WHEN MY CHILD WAS a newborn, my help always lamented the fact that I didn’t allow her to carry out certain practices on my baby. Chief of these: pouring warmed sesame oil into the nose, ears and mouth of my newborn! My help, who was a seasoned maalishwali, insisted that she had carried on with this practice at many homes and had never recorded any reports of anything untoward happening to her wards. Thankfully, her reassurances didn’t embolden me to try this out.
Scientific observation and clinical findings have shown that this practice is a common cause for both mortality and morbidity (onset of symptoms or incidence of illness) in infants. The range of symptoms shown by a baby subjected to such a practice has been termed oil aspiration pneumonia or lipoid pneumonia by the medical community.
This condition is primarily characterised by obstruction to the airway and interstitial pneumonitis, which is the thickening of the interstitium—the lace-like network providing support for the lung’s air sacs.
Most babies or older children who are diagnosed with oil aspiration pneumonia display, on hospital admission, shortness of breath, mild to severe cough and fever, crepitations (crackling noises from the lungs) and segmental collapse of the lung (revealed through chest radiographs).
Unfortunately, using oil as an overall cleanser on babies is widely prevalent in many regions of India. Families do not anticipate any problems because oil is generally considered harmless.
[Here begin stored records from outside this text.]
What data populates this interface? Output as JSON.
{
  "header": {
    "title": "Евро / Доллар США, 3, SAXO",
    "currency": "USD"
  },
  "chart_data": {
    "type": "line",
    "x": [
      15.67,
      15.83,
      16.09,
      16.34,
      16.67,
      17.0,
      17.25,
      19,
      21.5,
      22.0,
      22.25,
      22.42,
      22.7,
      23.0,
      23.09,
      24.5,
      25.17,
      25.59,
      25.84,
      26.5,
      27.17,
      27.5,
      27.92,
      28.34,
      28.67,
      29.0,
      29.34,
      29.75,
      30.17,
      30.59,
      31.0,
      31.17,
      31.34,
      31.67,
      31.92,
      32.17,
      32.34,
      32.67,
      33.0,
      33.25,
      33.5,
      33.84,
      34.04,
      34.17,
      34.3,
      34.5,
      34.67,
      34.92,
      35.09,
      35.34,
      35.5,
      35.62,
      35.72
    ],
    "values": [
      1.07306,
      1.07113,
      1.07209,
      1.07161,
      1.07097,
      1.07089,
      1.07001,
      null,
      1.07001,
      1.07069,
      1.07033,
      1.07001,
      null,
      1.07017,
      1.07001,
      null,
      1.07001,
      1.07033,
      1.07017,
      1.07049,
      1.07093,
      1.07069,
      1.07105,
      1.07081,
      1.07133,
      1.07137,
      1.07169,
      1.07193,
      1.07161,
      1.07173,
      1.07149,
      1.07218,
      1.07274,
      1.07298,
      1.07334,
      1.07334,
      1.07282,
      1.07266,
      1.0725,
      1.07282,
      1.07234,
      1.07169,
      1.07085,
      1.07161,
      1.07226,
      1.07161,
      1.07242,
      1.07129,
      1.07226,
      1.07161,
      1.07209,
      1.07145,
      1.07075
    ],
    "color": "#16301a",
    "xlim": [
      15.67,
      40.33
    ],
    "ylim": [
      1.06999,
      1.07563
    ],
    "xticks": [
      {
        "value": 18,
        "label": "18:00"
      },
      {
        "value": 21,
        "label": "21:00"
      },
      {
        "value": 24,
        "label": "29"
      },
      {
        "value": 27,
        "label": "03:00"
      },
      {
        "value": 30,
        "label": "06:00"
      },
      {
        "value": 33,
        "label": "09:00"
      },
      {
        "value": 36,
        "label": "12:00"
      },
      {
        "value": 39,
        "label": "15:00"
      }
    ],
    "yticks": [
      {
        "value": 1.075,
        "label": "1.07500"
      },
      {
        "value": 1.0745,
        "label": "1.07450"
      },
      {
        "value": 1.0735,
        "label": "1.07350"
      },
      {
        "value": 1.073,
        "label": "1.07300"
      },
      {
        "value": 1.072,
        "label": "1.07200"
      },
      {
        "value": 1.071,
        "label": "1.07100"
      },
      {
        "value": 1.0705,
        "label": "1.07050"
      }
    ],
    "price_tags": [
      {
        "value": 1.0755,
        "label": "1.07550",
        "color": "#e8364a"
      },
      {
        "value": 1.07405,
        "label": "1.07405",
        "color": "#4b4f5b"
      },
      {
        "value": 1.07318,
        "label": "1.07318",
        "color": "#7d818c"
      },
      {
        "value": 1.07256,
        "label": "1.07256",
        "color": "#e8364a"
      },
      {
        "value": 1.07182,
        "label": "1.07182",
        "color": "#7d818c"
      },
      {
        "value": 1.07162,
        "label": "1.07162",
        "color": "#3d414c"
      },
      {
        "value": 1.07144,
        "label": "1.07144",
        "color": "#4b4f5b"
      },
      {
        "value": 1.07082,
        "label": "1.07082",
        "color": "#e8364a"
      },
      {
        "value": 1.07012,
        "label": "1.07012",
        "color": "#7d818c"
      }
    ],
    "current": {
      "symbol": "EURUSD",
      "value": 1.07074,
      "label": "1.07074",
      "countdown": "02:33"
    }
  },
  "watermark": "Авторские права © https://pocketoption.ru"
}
However, almost all oils, including castor oil, mineral oil, ghee and cod liver oil, can be aspirated (choked upon) even when the tiniest amount is administered carefully.
So though massage has its own set of benefits, pouring oil into the ears, nose or throat should be completely abandoned. A baby’s throat needs no cleaning. Its gums and teeth (if present) can be cleaned with the help of baby toothbrushes. The tongue can be cleaned with a special infant tongue cleaner, available in many baby care shops.